Cultura
Flávio Venturini fez show em Hortolândia, na sexta-feira (02), acompanhado da Banda Municipal

Cantor Flávio Venturini junta música popular com orquestra, em Hortolândia

Na sua passagem pela cidade, o compositor mineiro valorizou iniciativas da Prefeitura para aproximar a população da música instrumental e revelou projetos em comemoração aos seus 50 anos de carreira

Beth Soares | Tribuna Liberal

A mistura de canções populares com a música erudita é uma forma de aproximar o público dos concertos. A opinião é do cantor, compositor e tecladista, Flávio Venturini, que fez show em Hortolândia, na noite de sexta-feira (02/02), acompanhado da Banda Municipal, no evento Concertos Especiais, promovido pela Prefeitura, por meio da Secretaria de Cultura. Antes do show, o ex-integrante do grupo 14 Bis recebeu a reportagem do Tribuna Liberal para um bate-papo. 

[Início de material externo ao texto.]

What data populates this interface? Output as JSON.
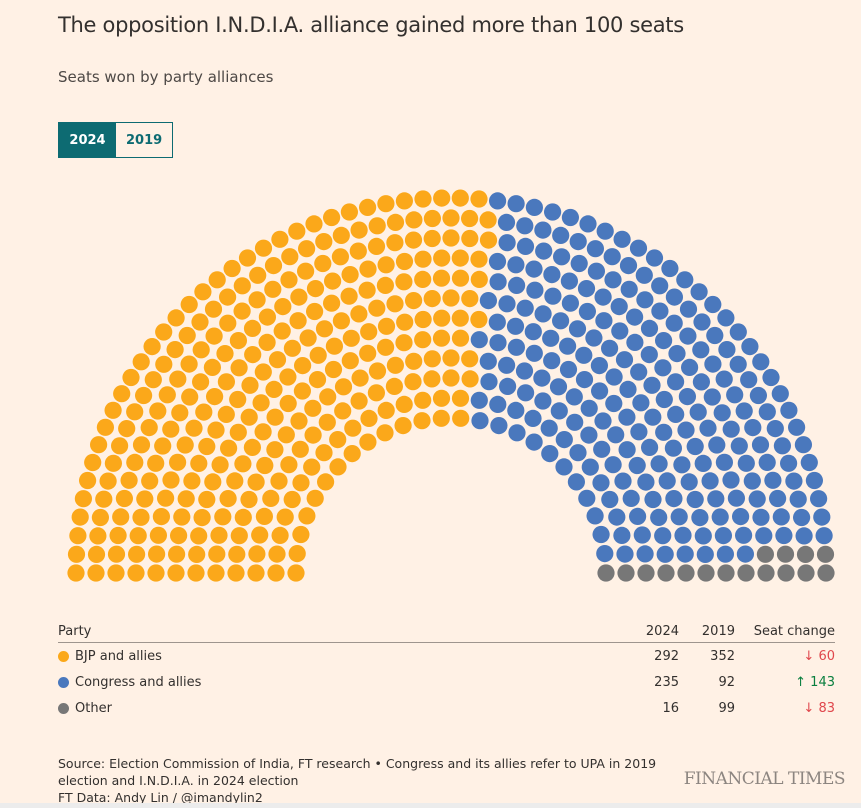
{
  "header": {
    "title": "The opposition I.N.D.I.A. alliance gained more than 100 seats",
    "subtitle": "Seats won by party alliances"
  },
  "toggle": {
    "options": [
      "2024",
      "2019"
    ],
    "selected": "2024"
  },
  "colors": {
    "BJP and allies": "#fba81a",
    "Congress and allies": "#4a78bd",
    "Other": "#777777",
    "accent": "#0d6b72",
    "background": "#fff1e5"
  },
  "chart_data": {
    "type": "parliament",
    "year": "2024",
    "categories": [
      "BJP and allies",
      "Congress and allies",
      "Other"
    ],
    "values": [
      292,
      235,
      16
    ],
    "total_seats": 543,
    "rows": 12
  },
  "table": {
    "headers": {
      "party": "Party",
      "y2024": "2024",
      "y2019": "2019",
      "change": "Seat change"
    },
    "rows": [
      {
        "party": "BJP and allies",
        "y2024": "292",
        "y2019": "352",
        "change": "↓ 60",
        "dir": "down",
        "color": "#fba81a"
      },
      {
        "party": "Congress and allies",
        "y2024": "235",
        "y2019": "92",
        "change": "↑ 143",
        "dir": "up",
        "color": "#4a78bd"
      },
      {
        "party": "Other",
        "y2024": "16",
        "y2019": "99",
        "change": "↓ 83",
        "dir": "down",
        "color": "#777777"
      }
    ]
  },
  "footer": {
    "source": "Source: Election Commission of India, FT research • Congress and its allies refer to UPA in 2019 election and I.N.D.I.A. in 2024 election",
    "credit": "FT Data: Andy Lin / @imandylin2",
    "logo": "FINANCIAL TIMES"
  }
}
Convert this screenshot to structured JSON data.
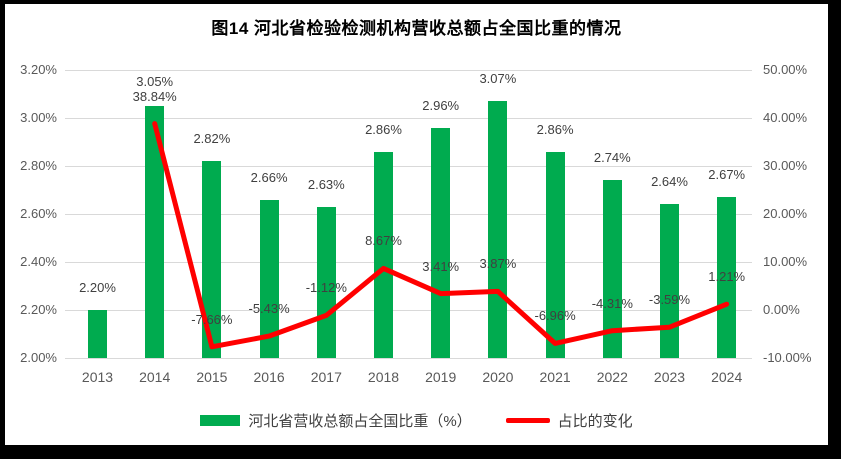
{
  "chart_data": {
    "type": "combo",
    "title": "图14 河北省检验检测机构营收总额占全国比重的情况",
    "categories": [
      "2013",
      "2014",
      "2015",
      "2016",
      "2017",
      "2018",
      "2019",
      "2020",
      "2021",
      "2022",
      "2023",
      "2024"
    ],
    "series": [
      {
        "name": "河北省营收总额占全国比重（%）",
        "type": "bar",
        "axis": "left",
        "color": "#00AB4F",
        "values": [
          2.2,
          3.05,
          2.82,
          2.66,
          2.63,
          2.86,
          2.96,
          3.07,
          2.86,
          2.74,
          2.64,
          2.67
        ],
        "labels": [
          "2.20%",
          "3.05%",
          "2.82%",
          "2.66%",
          "2.63%",
          "2.86%",
          "2.96%",
          "3.07%",
          "2.86%",
          "2.74%",
          "2.64%",
          "2.67%"
        ]
      },
      {
        "name": "占比的变化",
        "type": "line",
        "axis": "right",
        "color": "#FF0000",
        "values": [
          null,
          38.84,
          -7.66,
          -5.43,
          -1.12,
          8.67,
          3.41,
          3.87,
          -6.96,
          -4.31,
          -3.59,
          1.21
        ],
        "labels": [
          null,
          "38.84%",
          "-7.66%",
          "-5.43%",
          "-1.12%",
          "8.67%",
          "3.41%",
          "3.87%",
          "-6.96%",
          "-4.31%",
          "-3.59%",
          "1.21%"
        ]
      }
    ],
    "left_axis": {
      "min": 2.0,
      "max": 3.2,
      "tick_labels": [
        "3.20%",
        "3.00%",
        "2.80%",
        "2.60%",
        "2.40%",
        "2.20%",
        "2.00%"
      ]
    },
    "right_axis": {
      "min": -10,
      "max": 50,
      "tick_labels": [
        "50.00%",
        "40.00%",
        "30.00%",
        "20.00%",
        "10.00%",
        "0.00%",
        "-10.00%"
      ]
    },
    "gridlines": true,
    "legend_position": "bottom",
    "colors": {
      "bar": "#00AB4F",
      "line": "#FF0000",
      "grid": "#D9D9D9",
      "axis_text": "#595959",
      "label_text": "#404040",
      "title_text": "#000000",
      "frame": "#000000",
      "background": "#FFFFFF"
    }
  }
}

Nesta entrevista, o artista, que comemora 50 anos de carreira, valoriza iniciativas do Poder Público para aproximar a população da música instrumental, revela projetos em andamento, a exemplo do livro de memórias que começa a escrever, além da produção do segundo volume do álbum “Paisagens Sonoras”. Também relembra histórias dos tempos do Clube da Esquina, grupo de músicos, compositores e letristas, que surgiu em Belo Horizonte (MG), nos anos 1960, onde o compositor fez escola. 

Aos 74 anos, Flávio Venturini esbanja energia, numa maratona de mais de 40 shows por ano. Para a apresentação em Hortolândia, o músico escolheu um repertório com suas músicas mais conhecidas, como “Céu de Santo Amaro” e “Todo Azul do Mar”, desde o Clube da Esquina, passando pelas fases em que foi integrante dos grupos O Terço e 14 Bis até chegar a sua carreira solo. Leia a entrevista:

Tribuna Liberal: Flávio, o show que você fará em Hortolândia, nesta noite, é uma iniciativa da Prefeitura para valorizar os artistas locais e facilitar o acesso da população à música instrumental. Na sua opinião, qual a importância desse tipo de ação por parte do poder público?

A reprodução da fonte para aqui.